The Labour Foreign Secretary, Ernest Bevin, once dismissed an opponent's speech as consisting of "clitch after clitch after clitch". I do not believe that there is any future in debating this subject by relying on clichés. If any other country had behaved as Israel is behaving towards the Palestinians in the occupied territories, international action would have been taken long ago. The international community is, as the right hon. and learned Member for Kensington (Sir Malcolm Rifkind) pointed out, rightly concerned about Iran. Yes, Iran's regime is detestable and it is important to do all we can to prevent it from acquiring nuclear weapons, but it does not have them at present and it has never invaded another country. Israel does possess nuclear weapons; it is said to have 200 warheads. It has refused to sign the non-proliferation treaty and it recently refused to attend President Obama's conference on nuclear weapons divestment. Israel has invaded Lebanon three times. It facilitated the Sabra and Shatila massacres. It also conducted Operation Cast Lead, the Gaza blockade and the attack on the Gaza flotilla.

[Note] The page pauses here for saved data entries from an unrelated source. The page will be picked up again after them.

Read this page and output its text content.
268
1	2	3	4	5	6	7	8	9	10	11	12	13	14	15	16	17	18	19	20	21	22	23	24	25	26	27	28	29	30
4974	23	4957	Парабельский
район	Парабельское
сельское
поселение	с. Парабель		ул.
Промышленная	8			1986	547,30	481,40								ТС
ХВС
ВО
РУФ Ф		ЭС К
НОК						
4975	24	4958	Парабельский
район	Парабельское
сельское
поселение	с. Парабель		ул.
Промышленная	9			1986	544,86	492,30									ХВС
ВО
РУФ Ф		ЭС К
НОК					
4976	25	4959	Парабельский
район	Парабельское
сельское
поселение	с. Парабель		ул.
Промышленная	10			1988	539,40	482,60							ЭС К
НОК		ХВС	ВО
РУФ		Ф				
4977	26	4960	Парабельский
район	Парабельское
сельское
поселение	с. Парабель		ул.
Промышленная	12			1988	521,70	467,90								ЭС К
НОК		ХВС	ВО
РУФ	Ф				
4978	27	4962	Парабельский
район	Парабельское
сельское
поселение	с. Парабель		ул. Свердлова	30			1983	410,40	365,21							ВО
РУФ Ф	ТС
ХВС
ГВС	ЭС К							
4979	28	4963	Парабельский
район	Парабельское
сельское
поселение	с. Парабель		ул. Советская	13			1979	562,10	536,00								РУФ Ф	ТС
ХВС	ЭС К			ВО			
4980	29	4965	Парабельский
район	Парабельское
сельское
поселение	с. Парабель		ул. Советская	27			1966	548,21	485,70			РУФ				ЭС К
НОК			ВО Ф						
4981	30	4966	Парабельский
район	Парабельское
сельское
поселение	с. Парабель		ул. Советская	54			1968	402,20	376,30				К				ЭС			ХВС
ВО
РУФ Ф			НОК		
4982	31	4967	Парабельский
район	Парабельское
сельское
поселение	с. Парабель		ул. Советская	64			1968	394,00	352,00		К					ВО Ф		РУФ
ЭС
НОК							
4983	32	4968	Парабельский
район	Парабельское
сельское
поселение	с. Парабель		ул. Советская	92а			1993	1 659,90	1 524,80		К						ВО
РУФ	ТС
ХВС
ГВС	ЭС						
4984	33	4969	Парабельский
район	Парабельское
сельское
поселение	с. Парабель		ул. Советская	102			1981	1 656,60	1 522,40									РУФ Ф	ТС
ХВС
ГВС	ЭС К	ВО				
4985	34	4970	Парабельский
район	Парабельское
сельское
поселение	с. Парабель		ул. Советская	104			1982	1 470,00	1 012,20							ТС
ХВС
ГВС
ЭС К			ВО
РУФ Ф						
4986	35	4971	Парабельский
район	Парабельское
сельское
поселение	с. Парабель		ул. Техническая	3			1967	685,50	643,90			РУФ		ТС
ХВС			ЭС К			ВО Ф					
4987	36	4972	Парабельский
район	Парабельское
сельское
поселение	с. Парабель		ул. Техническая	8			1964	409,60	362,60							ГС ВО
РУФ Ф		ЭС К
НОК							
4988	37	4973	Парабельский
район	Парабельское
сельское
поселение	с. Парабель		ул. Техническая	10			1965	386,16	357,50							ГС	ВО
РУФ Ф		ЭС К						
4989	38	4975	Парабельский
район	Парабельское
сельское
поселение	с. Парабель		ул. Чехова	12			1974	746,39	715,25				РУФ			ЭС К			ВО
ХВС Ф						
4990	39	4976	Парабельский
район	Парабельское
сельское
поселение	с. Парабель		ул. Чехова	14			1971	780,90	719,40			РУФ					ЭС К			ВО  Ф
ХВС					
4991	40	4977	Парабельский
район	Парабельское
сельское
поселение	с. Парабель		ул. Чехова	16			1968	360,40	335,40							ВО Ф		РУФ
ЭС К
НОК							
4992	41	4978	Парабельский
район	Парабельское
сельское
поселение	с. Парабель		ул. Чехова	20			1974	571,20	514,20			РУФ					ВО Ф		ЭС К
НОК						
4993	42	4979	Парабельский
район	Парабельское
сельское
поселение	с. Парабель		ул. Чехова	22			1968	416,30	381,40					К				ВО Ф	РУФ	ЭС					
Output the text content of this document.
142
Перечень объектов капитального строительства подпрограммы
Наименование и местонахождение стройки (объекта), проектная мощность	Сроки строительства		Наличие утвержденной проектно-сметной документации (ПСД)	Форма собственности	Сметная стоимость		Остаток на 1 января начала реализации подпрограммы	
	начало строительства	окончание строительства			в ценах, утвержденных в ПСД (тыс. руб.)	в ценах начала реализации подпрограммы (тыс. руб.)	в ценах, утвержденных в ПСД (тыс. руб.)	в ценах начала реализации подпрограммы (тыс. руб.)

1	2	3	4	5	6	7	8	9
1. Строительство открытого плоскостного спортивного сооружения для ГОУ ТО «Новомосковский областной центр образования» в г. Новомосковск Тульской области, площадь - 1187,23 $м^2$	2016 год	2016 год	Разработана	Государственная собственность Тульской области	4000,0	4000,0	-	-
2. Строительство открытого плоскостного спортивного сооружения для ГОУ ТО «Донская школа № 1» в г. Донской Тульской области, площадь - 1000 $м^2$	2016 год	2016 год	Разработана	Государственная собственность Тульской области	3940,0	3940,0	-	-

Let us also dispose of the distractions that impede action. It makes no difference whether the inquiry into the attack on the flotilla is conducted internally by Israel or internationally. Even an international inquiry would not change Israeli policy. The Goldstone inquiry into Operation Cast Lead had no influence at all, and Goldstone was vilified as a Jewish anti-Semite and a self-hating Jew. We have heard mention this afternoon of the dreadful situation involving Gilad Shalit, the young man who was taken into captivity four years ago this week. I feel great sorrow for his family, but he was a soldier on military duty. About 15 members of the Palestine National Council are being held without charge by the Israelis, and about 300 children are being held in prisons by the Israeli Government. It is a distraction to propose, as Tony Blair and Baroness Ashton have done, to change the terms of the Israeli blockade of Gaza. Neither of them has challenged the principle of the blockade, yet it is that principle that contravenes the Geneva convention.